In 2012, the American death penalty has reached a crossroads. Public support for executions has decreased over the years, with capital punishment critics citing its high cost, failure to deter crime, and the fact that the practice places the nation out of step with international human rights norms. Last year, the US ranked fifth in the world in executions, a member of a select club of nations that includes China, Saudi Arabia, Iraq and Iran. Further, in the US states that have repealed the death penalty in recent years – including New Mexico, New Jersey, Illinois and, most recently, Connecticut – the killing of the innocent has been cited as a pivotal factor in favor of abolition.

Meanwhile, thanks to an EU embargo on lethal injection drugs to the US, states that practice capital punishment are faced with a shortage of poison to execute prisoners. Some have resorted to purchasing unapproved drug supplies on the black market, or using different chemicals altogether. For example, Ohio has abandoned its three-drug protocol for executions in favor of a single drug called pentobarbital, a barbiturate used to euthanize animals. And Missouri has decided to execute prisoners using propofol, a surgical anesthetic implicated in Michael Jackson's death.

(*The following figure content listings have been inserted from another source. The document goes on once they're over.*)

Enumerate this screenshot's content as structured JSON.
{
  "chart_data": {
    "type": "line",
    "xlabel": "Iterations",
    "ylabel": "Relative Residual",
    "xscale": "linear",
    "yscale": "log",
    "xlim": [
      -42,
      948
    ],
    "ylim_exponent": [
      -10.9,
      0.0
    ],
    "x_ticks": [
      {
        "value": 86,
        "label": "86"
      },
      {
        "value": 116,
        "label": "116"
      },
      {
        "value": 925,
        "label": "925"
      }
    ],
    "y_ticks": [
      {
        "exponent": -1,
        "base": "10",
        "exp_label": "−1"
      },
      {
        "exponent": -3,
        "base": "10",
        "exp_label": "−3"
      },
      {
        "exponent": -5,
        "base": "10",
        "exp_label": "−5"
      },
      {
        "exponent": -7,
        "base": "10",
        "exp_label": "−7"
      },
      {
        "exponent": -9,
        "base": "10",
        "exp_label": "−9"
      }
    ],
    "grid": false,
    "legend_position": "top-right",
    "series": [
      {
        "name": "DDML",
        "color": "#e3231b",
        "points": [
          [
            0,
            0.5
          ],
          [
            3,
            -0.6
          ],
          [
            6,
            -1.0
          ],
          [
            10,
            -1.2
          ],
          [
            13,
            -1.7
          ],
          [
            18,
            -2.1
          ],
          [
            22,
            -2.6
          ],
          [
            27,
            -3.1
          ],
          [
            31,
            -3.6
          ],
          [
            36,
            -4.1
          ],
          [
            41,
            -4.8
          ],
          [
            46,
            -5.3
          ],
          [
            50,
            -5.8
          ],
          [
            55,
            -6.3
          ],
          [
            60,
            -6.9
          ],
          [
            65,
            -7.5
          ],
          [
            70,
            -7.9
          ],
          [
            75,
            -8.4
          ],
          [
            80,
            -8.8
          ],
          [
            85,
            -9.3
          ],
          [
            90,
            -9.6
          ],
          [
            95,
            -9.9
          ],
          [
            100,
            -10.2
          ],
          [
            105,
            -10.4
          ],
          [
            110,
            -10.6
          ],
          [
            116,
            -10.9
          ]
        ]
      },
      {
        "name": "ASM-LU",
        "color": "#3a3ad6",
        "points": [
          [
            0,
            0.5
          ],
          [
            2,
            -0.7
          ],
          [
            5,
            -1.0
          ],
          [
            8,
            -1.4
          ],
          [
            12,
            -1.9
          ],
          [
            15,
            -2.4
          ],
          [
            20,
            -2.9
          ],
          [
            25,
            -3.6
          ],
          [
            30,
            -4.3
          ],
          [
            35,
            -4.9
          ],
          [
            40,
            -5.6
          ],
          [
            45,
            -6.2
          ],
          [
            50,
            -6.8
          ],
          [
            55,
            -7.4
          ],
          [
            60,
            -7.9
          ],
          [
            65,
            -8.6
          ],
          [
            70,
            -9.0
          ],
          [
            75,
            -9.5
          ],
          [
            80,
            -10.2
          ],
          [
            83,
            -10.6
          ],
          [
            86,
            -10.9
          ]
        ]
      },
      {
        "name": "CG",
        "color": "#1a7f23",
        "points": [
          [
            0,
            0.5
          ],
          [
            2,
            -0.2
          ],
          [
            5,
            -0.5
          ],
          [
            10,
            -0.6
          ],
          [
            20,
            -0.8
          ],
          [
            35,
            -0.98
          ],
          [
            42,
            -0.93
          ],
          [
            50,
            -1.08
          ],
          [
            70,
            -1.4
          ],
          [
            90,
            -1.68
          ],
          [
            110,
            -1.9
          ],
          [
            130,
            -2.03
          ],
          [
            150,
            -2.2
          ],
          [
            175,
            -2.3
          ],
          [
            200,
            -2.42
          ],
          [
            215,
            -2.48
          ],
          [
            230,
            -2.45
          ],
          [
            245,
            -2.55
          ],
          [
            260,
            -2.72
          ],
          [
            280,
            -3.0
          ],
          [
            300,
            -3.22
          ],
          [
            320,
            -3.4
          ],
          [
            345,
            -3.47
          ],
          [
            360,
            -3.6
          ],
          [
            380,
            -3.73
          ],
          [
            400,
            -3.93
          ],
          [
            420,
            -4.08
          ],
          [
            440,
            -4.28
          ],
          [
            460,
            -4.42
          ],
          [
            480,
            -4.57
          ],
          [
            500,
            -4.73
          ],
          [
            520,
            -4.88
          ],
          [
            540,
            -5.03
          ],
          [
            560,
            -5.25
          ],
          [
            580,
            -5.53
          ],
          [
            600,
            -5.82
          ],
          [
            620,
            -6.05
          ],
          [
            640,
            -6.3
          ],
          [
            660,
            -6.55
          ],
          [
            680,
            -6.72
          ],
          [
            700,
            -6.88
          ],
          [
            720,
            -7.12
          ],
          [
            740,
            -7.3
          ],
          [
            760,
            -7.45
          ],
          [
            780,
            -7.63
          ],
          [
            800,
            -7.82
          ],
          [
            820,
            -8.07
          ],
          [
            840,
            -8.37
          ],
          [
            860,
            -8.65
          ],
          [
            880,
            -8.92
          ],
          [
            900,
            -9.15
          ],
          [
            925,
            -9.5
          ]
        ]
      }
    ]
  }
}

Apparently desperate and lacking in options to kill, these states would be better-served by joining the civilized world and devoting their efforts to end the death penalty, rather than find new methods to satisfy their bloodlust – which, as the new evidence makes abundantly clear, cannot but cause them to execute innocent citizens. According to the Death Penalty Information Center, 140 men and women have been released from death row since 1973 due to innocence. That death row inmates are exonerated much more often than other categories of prisoner – even when a person's life is at stake – should shatter anyone's faith in the presumed infallibility of the court system.

It is now transparent to the public that, at best, the application of the death penalty is rife with human error and incompetence. At worst, we know there is prosecutorial misconduct: that the courts shelter and nurture officials who are rewarded for gaming the system by career advancement, rather than determining true guilt or innocence and ensuring that justice is done.